Now let's place a small slow-moving but very intense area of weather at a point 10 miles from the antenna on a 300-degree bearing. This small area is being reduced by a combination of the MTI and CP functions and may not appear as a particularly intense weather area on the controller's radar display. If this cell
is strong enough though, it could easily reflect or absorb the majority of the radar energy directed in its path.
A nearby thunderstorm can ' 'block out'' coverage of more distant areas and weather systems. This phenomenon is known as attenuation.
The resultant display of the weather on the controller's radar scope will show what appears to be a gap in that solid line of weather located at approximately the 300-degree bearing and 35 miles from the antenna. This position is in a direct line from the radar antenna through our small, but not very well displayed weather cell. In reality this may actually be where the most intense area of weather associated with that entire system is located and this sucker hole could easily claim anyone foolish enough to fly through that point. If you ever get the chance, read the National Transportation Safety Board's accident investigation report (AAR-78-03) on Southern Airways Flight 242 which crashed in northwest Georgia after encountering extremely heavy hail in a weather area much like I have just described.
If only for this reason, controllers are very reluctant to accept the responsibility for vectoring aircraft through areas of precipitation or places which appear to be gaps in those areas of precipitation. When pilots ask us to do this, we often go into a long, drawn-out explanation qualifying our information or explaining why we cannot comply with their request. Pilots need to learn, and keep uppermost in their minds, the fact that the controller may not depict all of the weather areas that exist in their environment. We will certainly tell you about what we see, but, as you can tell from the above example, that is not always all of the information you need to make an informed decision.
Answer the questions.
1. What does ”attenuation” mean?
2. What is possible when a very intense area of precipitation is depicted on the radar display?
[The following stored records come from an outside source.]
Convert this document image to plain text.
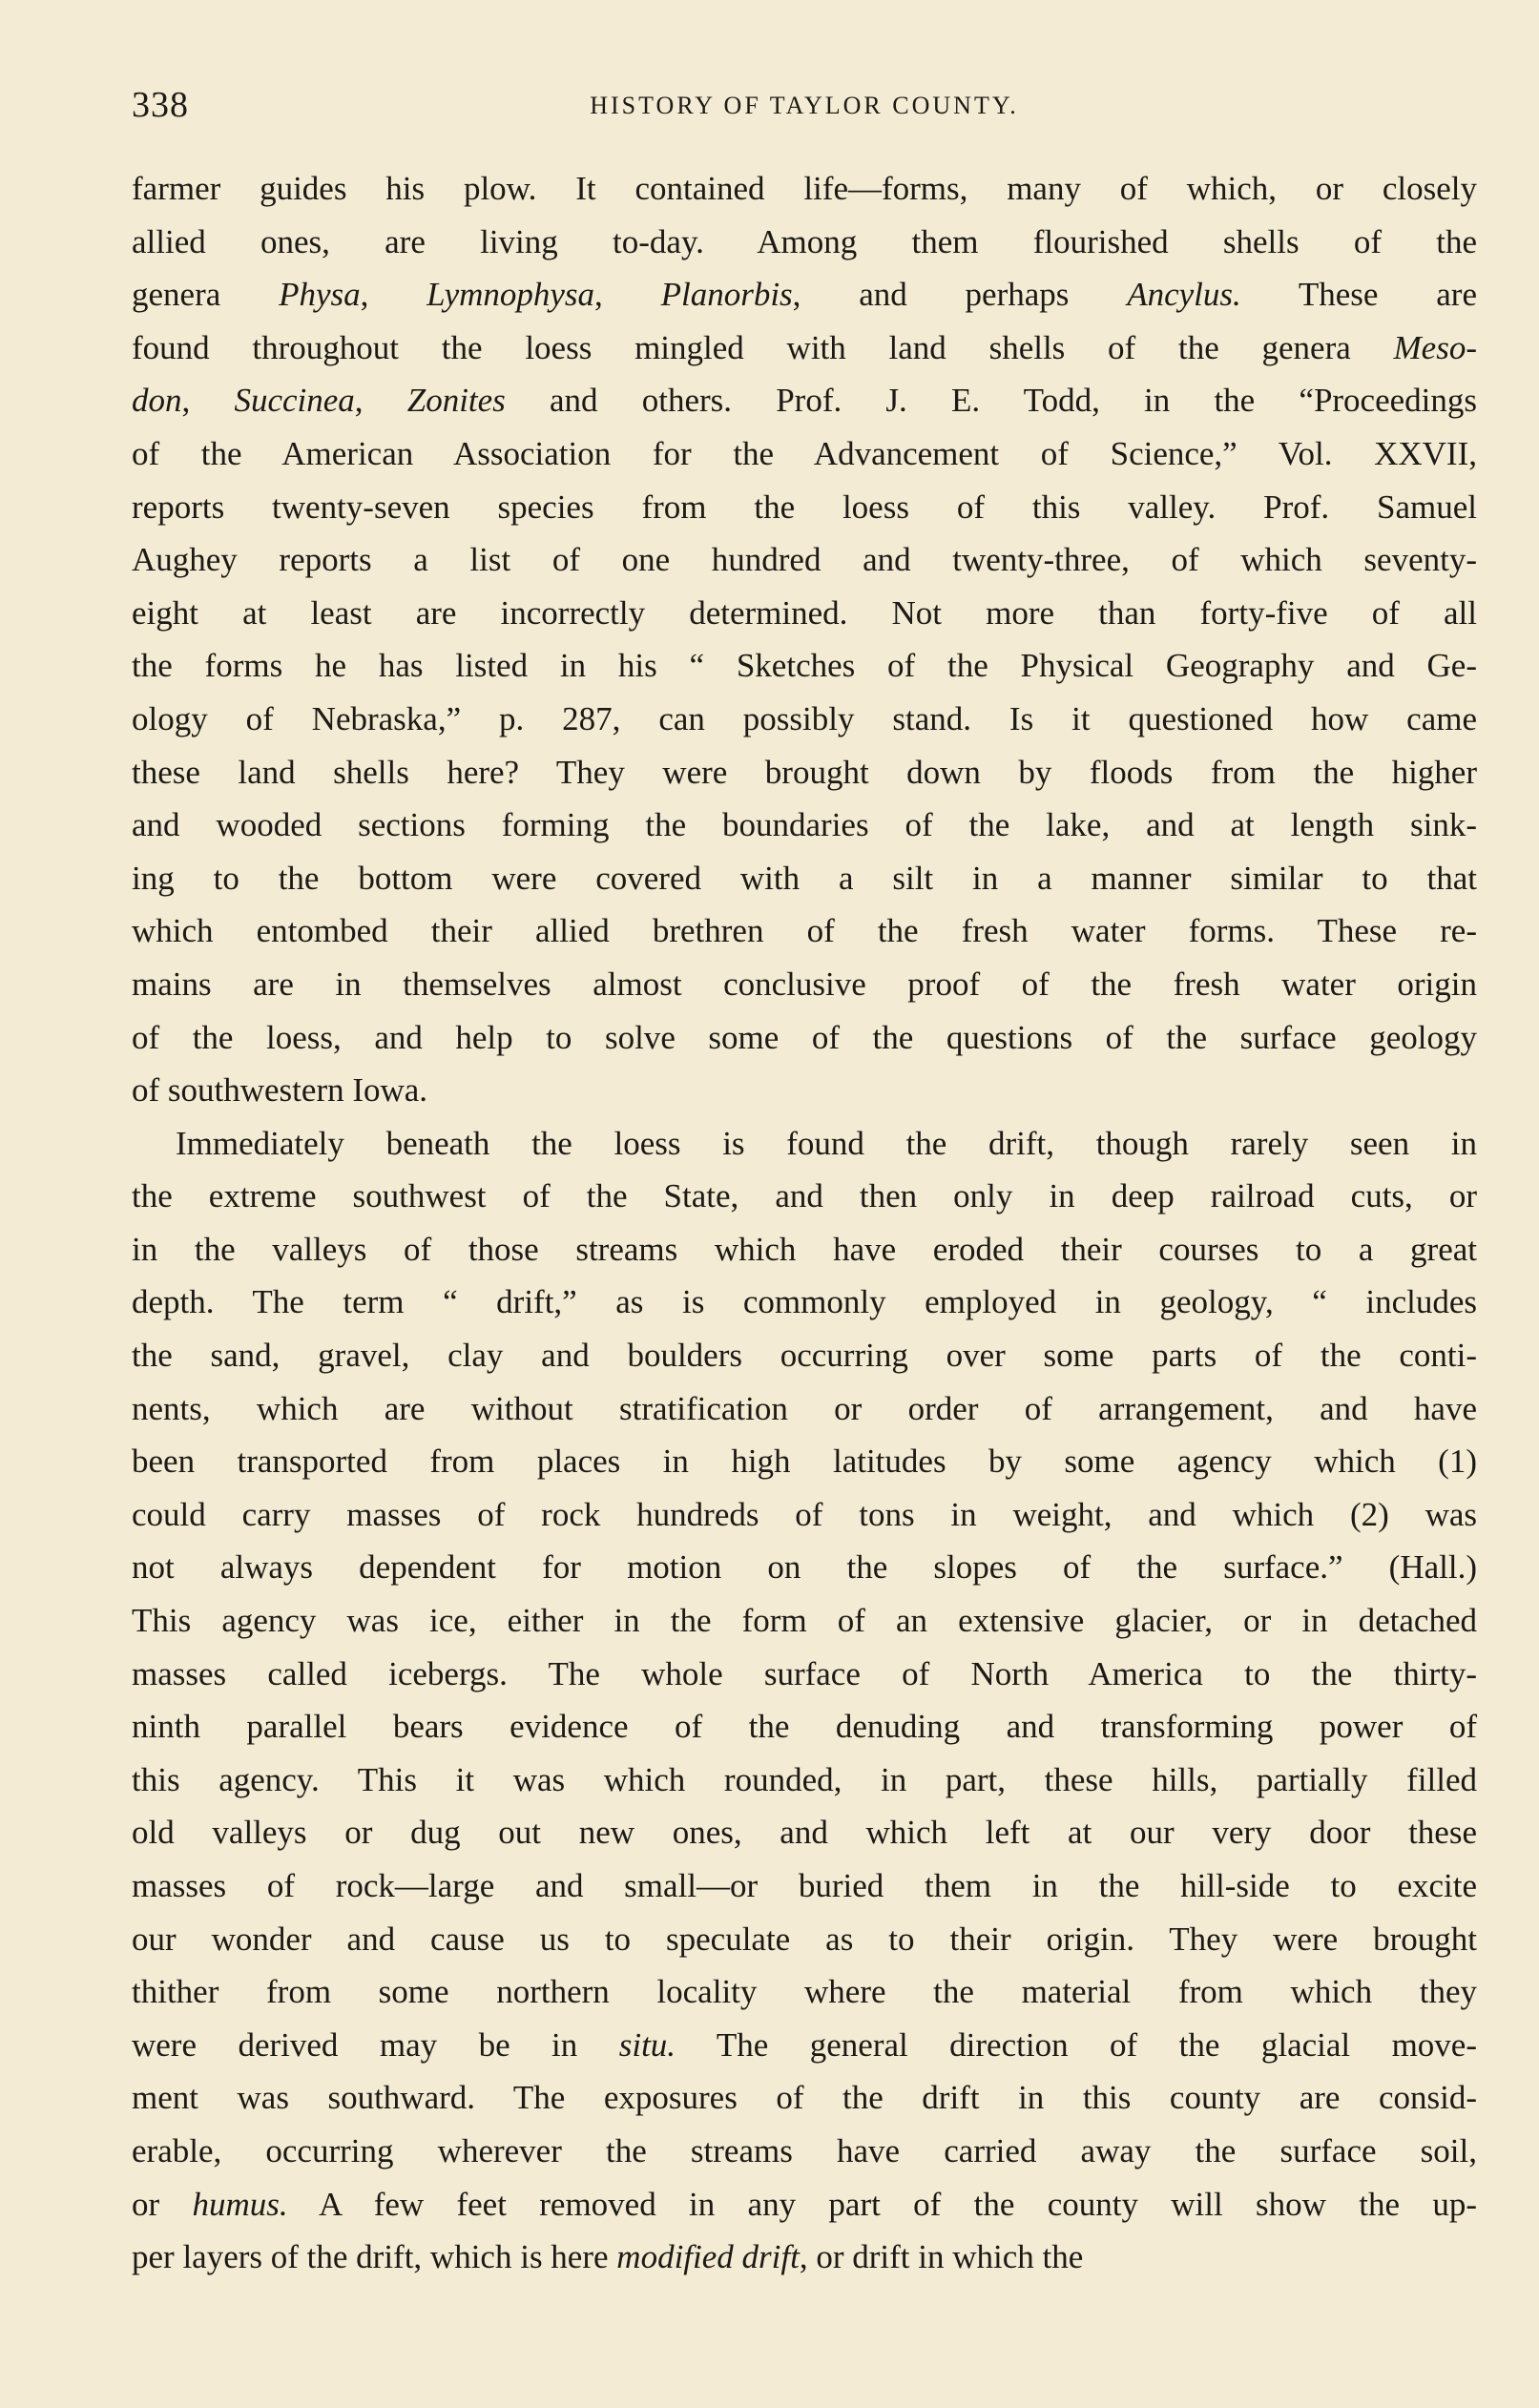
338	HISTORY OF TAYLOR COUNTY.
farmer guides his plow. It contained life—forms, many of which, or closely
allied ones, are living to-day. Among them flourished shells of the
genera Physa, Lymnophysa, Planorbis, and perhaps Ancylus. These are
found throughout the loess mingled with land shells of the genera Meso-
don, Succinea, Zonites and others. Prof. J. E. Todd, in the “Proceedings
of the American Association for the Advancement of Science,” Vol. XXVII,
reports twenty-seven species from the loess of this valley. Prof. Samuel
Aughey reports a list of one hundred and twenty-three, of which seventy-
eight at least are incorrectly determined. Not more than forty-five of all
the forms he has listed in his “ Sketches of the Physical Geography and Ge-
ology of Nebraska,” p. 287, can possibly stand. Is it questioned how came
these land shells here? They were brought down by floods from the higher
and wooded sections forming the boundaries of the lake, and at length sink-
ing to the bottom were covered with a silt in a manner similar to that
which entombed their allied brethren of the fresh water forms. These re-
mains are in themselves almost conclusive proof of the fresh water origin
of the loess, and help to solve some of the questions of the surface geology
of southwestern Iowa.
Immediately beneath the loess is found the drift, though rarely seen in
the extreme southwest of the State, and then only in deep railroad cuts, or
in the valleys of those streams which have eroded their courses to a great
depth. The term “ drift,” as is commonly employed in geology, “ includes
the sand, gravel, clay and boulders occurring over some parts of the conti-
nents, which are without stratification or order of arrangement, and have
been transported from places in high latitudes by some agency which (1)
could carry masses of rock hundreds of tons in weight, and which (2) was
not always dependent for motion on the slopes of the surface.” (Hall.)
This agency was ice, either in the form of an extensive glacier, or in detached
masses called icebergs. The whole surface of North America to the thirty-
ninth parallel bears evidence of the denuding and transforming power of
this agency. This it was which rounded, in part, these hills, partially filled
old valleys or dug out new ones, and which left at our very door these
masses of rock—large and small—or buried them in the hill-side to excite
our wonder and cause us to speculate as to their origin. They were brought
thither from some northern locality where the material from which they
were derived may be in situ. The general direction of the glacial move-
ment was southward. The exposures of the drift in this county are consid-
erable, occurring wherever the streams have carried away the surface soil,
or humus. A few feet removed in any part of the county will show the up-
per layers of the drift, which is here modified drift, or drift in which the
3. What would be displayed if a second weather cell exists outside of the first?
4. What is the most devastating phenomena that a pilot can encounter?
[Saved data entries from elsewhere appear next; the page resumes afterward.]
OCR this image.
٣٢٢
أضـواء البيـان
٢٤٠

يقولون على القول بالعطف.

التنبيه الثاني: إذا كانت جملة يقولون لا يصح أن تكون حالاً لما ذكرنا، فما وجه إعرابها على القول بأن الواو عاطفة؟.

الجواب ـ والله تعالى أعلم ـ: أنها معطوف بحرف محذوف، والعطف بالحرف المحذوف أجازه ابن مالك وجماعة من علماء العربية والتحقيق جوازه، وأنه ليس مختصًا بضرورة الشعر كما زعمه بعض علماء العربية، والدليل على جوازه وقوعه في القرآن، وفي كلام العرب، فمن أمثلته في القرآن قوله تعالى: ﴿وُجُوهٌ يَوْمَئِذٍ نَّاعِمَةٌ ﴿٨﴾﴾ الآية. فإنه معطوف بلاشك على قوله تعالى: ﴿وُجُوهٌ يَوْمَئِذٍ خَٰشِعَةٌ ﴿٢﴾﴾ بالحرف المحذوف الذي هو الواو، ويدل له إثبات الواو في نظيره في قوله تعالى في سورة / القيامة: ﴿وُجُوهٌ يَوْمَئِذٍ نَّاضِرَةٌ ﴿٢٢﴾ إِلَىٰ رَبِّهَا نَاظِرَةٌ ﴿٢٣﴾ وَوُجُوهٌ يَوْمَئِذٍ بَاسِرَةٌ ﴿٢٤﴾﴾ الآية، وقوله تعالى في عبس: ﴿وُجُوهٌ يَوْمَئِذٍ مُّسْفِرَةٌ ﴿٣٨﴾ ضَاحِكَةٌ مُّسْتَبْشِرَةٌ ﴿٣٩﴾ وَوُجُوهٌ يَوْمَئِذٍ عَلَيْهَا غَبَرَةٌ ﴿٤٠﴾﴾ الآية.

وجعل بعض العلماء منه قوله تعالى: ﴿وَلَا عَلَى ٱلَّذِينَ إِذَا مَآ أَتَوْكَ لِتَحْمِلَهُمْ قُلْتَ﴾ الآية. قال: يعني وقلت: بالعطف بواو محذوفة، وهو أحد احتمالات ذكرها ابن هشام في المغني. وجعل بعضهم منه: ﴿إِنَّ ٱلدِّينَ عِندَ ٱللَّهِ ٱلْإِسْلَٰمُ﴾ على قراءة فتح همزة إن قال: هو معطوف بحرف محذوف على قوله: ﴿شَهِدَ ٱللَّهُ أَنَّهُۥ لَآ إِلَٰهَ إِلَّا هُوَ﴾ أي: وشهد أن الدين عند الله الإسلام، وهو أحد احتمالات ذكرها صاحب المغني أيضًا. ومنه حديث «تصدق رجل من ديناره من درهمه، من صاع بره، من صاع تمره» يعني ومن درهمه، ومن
5. What can these massive systems do?
6. What will pilots do in such situations?
7. What could we suggest to build a hypothetical squall line?
8. What does this type of weather system look like on the radar?
9. Why are controllers very reluctant to accept the responsibility for vectoring aircraft through areas of precipitation?
10. What do controllers do, when the pilots ask them to direct aircraft through areas of precipitation?